"viswanath" <
[email protected]> wrote in message
news:
[email protected] om...
> Hi,
> I have a question regarding mixing discrete sine waves. If you have
> two sine waves sin(w1*t) and sin(w2*t) and they are sampled at the
> same rate. If you are mixing them in a receiver operation, we are
> supposed to get at the output of the mixer the sum and difference of
> frequencies. But it is just the values that we are multiplying isn't
> it, at the sampled time instants?
> How do we end up getting a difference frequencies and sum frequencies
> which have to be low pass filtered?
> I have read from trigonometry and analog communications but somehow I
> am missing some essence here. Could you please let me know how the
> above is possible?
Is it possible that you are really concerned about various kinds of
aliasing?
Let's take a simple case:
sin(2*pi*100*t) and sin(2*pi*120*t)
We will assume that these are sampled at 300Hz (which is 2.5 times 240Hz
which is 2 times 120Hz, the highest frequency component. The sample
interval is then T=1/300 seconds.
We will assume that the record of samples of temporal length NT encompasses
some integral number of seconds NT so that N must be some integral multiple
of 300. This way we can assume that the record of N samples is a single
period of a periodic waveform with no transients at the edges. That way we
don't have to worry about frequency components that approach 2 times 120Hz -
240Hz, the Nyquist limit for the highest frequency component.
The original 100Hz waveform has components at +/-100Hz and repeats at
+/-200Hz and +/-400Hz (mirrored around +/-300Hz), etc. ad infinitum.
The original 120Hz waveform has components at +/-120Hz and repeats at
+/-180Hz and +/-420Hz (mirrored around +/-300Hz), etc. ad infinitum.
So, there are already components at sum and difference frequencies of the
original sinusoids and the sample rate - before any mixing is done.
We note that this spectrum is periodic at 300Hz.
Because the time record is discrete, it implies the spectrum is periodic as
above. So, if you choose to conveniently show only one period of the
spectrum as would be done with a DFT pair then the 200Hz component and
the -100Hz component are coincident and you don't see any of the higher
frequencies. You only see them if you plot the peridic spectrum
from -infinity to +infinity or if you plot the periodic spectrum in a
"super" period say from zero to 3000Hz where 10 periods of the spectrum are
shown. This changes nothing, it's just how you decide to look at it.
OK.
Now we will conceptually prepare to "mix", i.e. multiply, the two records of
samples together.
We note that multiplying in time is equivalent to convolving in frequency.
Let us assume that we are starting with N samples in time and, thus, N
samples in frequency over a single spectral period.
In order to do a circular convolution in frequency without overlap, the
frequency samples need to be zero-extended so there are 2*N samples.

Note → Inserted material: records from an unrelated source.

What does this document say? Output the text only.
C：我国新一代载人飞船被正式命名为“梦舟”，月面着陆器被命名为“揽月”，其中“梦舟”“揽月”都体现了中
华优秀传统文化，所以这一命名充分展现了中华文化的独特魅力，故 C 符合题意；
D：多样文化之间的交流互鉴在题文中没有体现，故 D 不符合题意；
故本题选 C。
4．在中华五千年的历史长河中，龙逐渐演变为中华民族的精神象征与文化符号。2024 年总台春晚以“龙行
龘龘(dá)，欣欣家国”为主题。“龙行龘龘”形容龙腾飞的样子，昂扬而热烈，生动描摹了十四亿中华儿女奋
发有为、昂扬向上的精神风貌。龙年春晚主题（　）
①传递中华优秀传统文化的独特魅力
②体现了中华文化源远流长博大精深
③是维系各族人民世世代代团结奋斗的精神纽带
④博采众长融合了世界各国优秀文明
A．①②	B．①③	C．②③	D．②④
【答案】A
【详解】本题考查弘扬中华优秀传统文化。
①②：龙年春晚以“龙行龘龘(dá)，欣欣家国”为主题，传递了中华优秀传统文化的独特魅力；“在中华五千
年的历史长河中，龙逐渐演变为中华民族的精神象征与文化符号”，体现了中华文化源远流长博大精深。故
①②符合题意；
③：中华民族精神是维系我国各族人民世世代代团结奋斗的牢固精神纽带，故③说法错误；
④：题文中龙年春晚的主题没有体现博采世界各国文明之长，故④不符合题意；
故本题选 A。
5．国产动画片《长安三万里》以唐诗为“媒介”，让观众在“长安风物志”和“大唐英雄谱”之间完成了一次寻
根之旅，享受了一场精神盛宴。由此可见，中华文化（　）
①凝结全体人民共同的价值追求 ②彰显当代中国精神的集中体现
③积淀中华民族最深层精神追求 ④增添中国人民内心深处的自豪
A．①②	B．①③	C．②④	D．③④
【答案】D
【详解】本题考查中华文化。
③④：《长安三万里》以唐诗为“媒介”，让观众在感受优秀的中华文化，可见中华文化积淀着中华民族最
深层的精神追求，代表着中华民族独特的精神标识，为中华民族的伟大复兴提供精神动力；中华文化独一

This means adding 300 zeros from where the existing samples lie at 150Hz to
450Hz which has the effect of increasing the spectral period. The temporal
sample rate thus changes to 600Hz and there are 2x the number of samples.
There remain to be N*T seconds in the temporal record.

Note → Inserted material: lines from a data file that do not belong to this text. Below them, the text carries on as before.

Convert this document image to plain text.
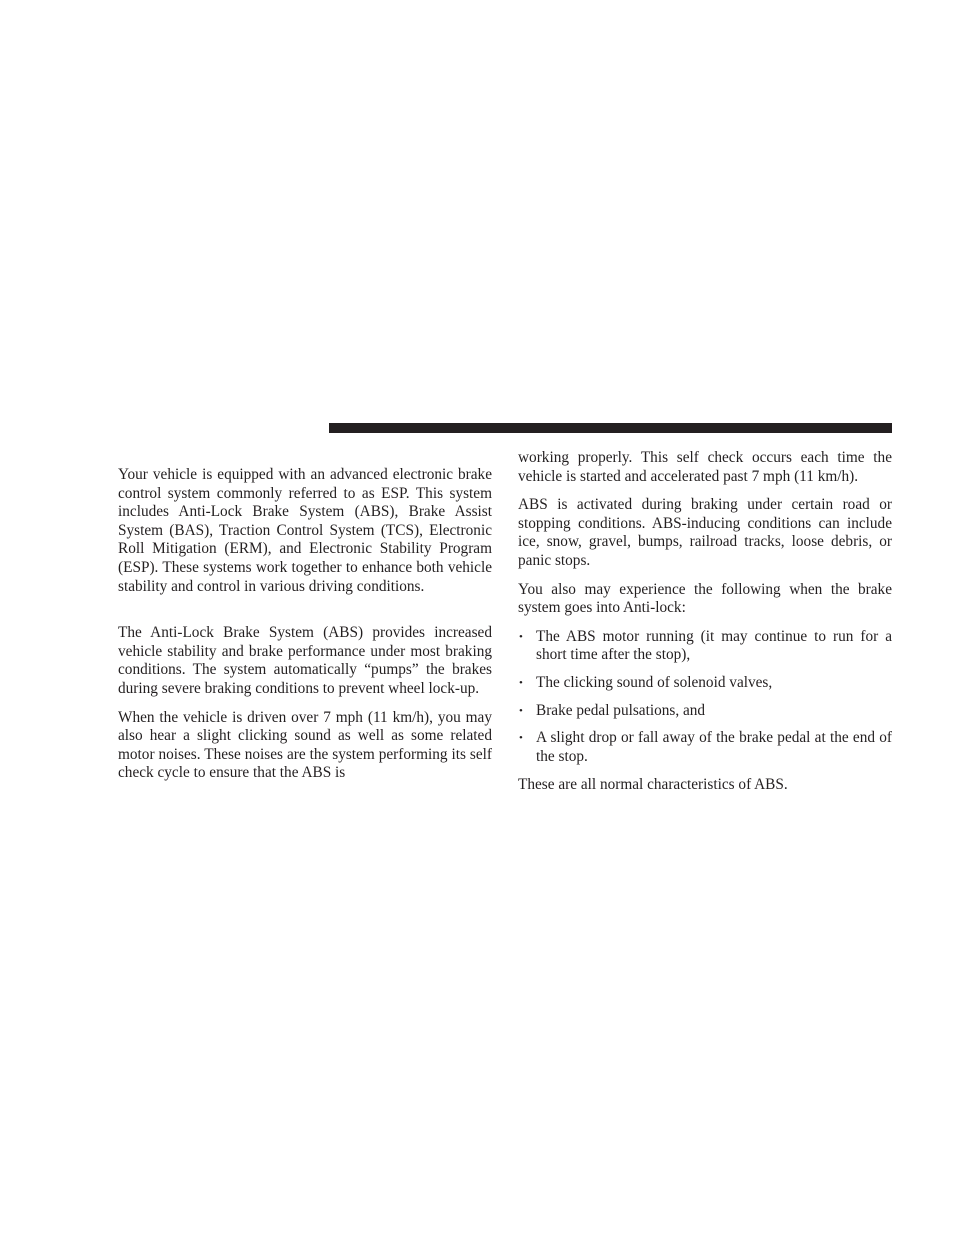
Your vehicle is equipped with an advanced electronic brake control system commonly referred to as ESP. This system includes Anti-Lock Brake System (ABS), Brake Assist System (BAS), Traction Control System (TCS), Electronic Roll Mitigation (ERM), and Electronic Stability Program (ESP). These systems work together to enhance both vehicle stability and control in various driving conditions.

The Anti-Lock Brake System (ABS) provides increased vehicle stability and brake performance under most braking conditions. The system automatically “pumps” the brakes during severe braking conditions to prevent wheel lock-up.

When the vehicle is driven over 7 mph (11 km/h), you may also hear a slight clicking sound as well as some related motor noises. These noises are the system performing its self check cycle to ensure that the ABS is

working properly. This self check occurs each time the vehicle is started and accelerated past 7 mph (11 km/h).

ABS is activated during braking under certain road or stopping conditions. ABS-inducing conditions can include ice, snow, gravel, bumps, railroad tracks, loose debris, or panic stops.

You also may experience the following when the brake system goes into Anti-lock:

• The ABS motor running (it may continue to run for a short time after the stop),
• The clicking sound of solenoid valves,
• Brake pedal pulsations, and
• A slight drop or fall away of the brake pedal at the end of the stop.

These are all normal characteristics of ABS.
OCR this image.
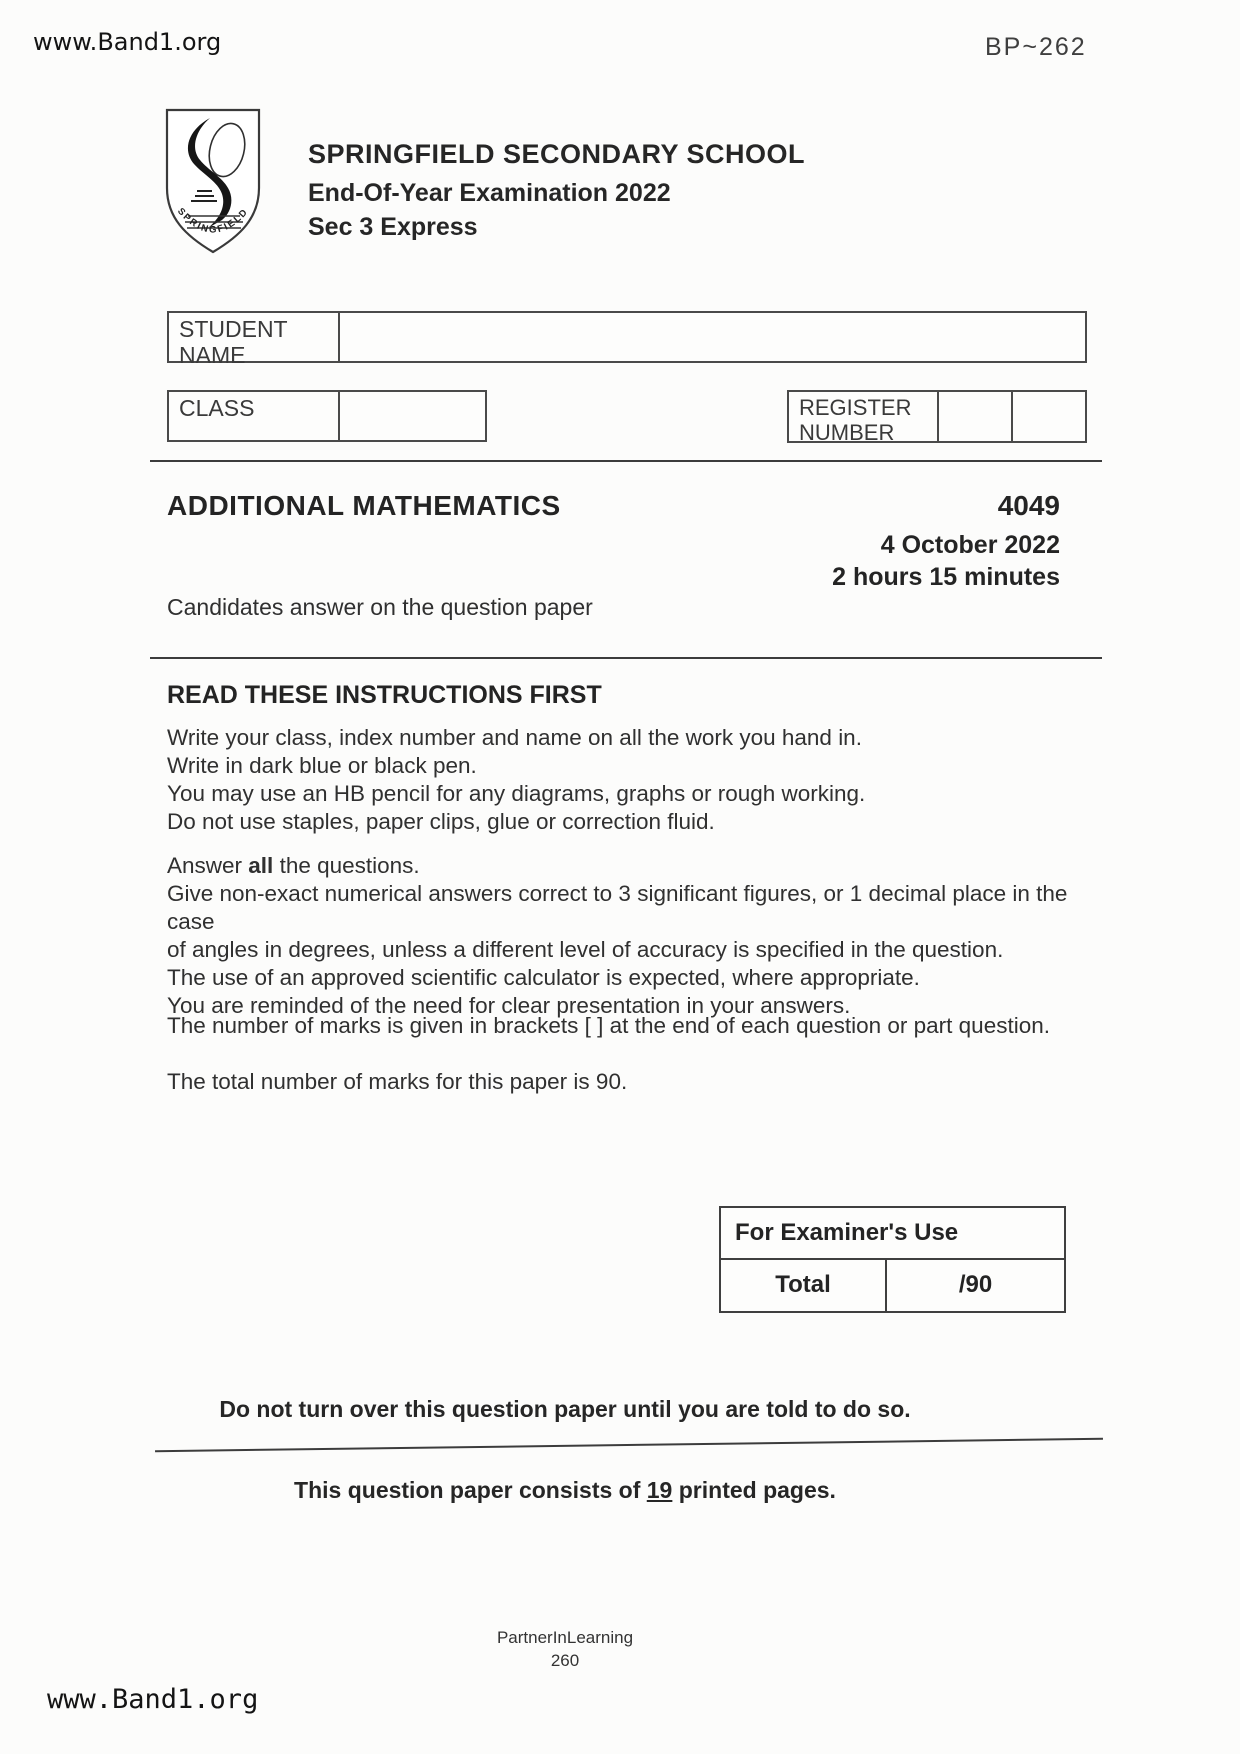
www.Band1.org	BP~262
SPRINGFIELD
SPRINGFIELD SECONDARY SCHOOL
End-Of-Year Examination 2022
Sec 3 Express
STUDENT NAME
CLASS	REGISTER NUMBER
ADDITIONAL MATHEMATICS	4049
4 October 2022
2 hours 15 minutes
Candidates answer on the question paper
READ THESE INSTRUCTIONS FIRST
Write your class, index number and name on all the work you hand in.
Write in dark blue or black pen.
You may use an HB pencil for any diagrams, graphs or rough working.
Do not use staples, paper clips, glue or correction fluid.
Answer all the questions.
Give non-exact numerical answers correct to 3 significant figures, or 1 decimal place in the case
of angles in degrees, unless a different level of accuracy is specified in the question.
The use of an approved scientific calculator is expected, where appropriate.
You are reminded of the need for clear presentation in your answers.
The number of marks is given in brackets [ ] at the end of each question or part question.
The total number of marks for this paper is 90.
For Examiner's Use
Total	/90
Do not turn over this question paper until you are told to do so.
This question paper consists of 19 printed pages.
PartnerInLearning
260
www.Band1.org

Now the spectra have terms at 100 and 500Hz (-100Hz) and at 120 and 480Hz
(-120Hz).
When the circular frequency convolution is done, you get spectral components
at:
20Hz = 120 - 100,
220Hz = 120 + 100,
380Hz = 480 - 100,
580Hz = 480 + 100
Had the zero-extension from 150 to 450Hz not been done, the components at
380Hz and 580Hz would be aliased such that there would only be terms at:
20Hz, 80Hz, 220Hz and 280Hz.
20Hz = 120 - 100 as before
80Hz = 180 - 100 which is an aliased version of the 380Hz term
220Hz = 120 + 100 as before
280Hz = 180 + 100 which is an aliased version of the 580Hz term
So, in order to multiply two temporal records, it appears that you need to
increase the sample rate by a factor of 2 before you do it. Or maybe the
rule is more complicated but I don't see that right now.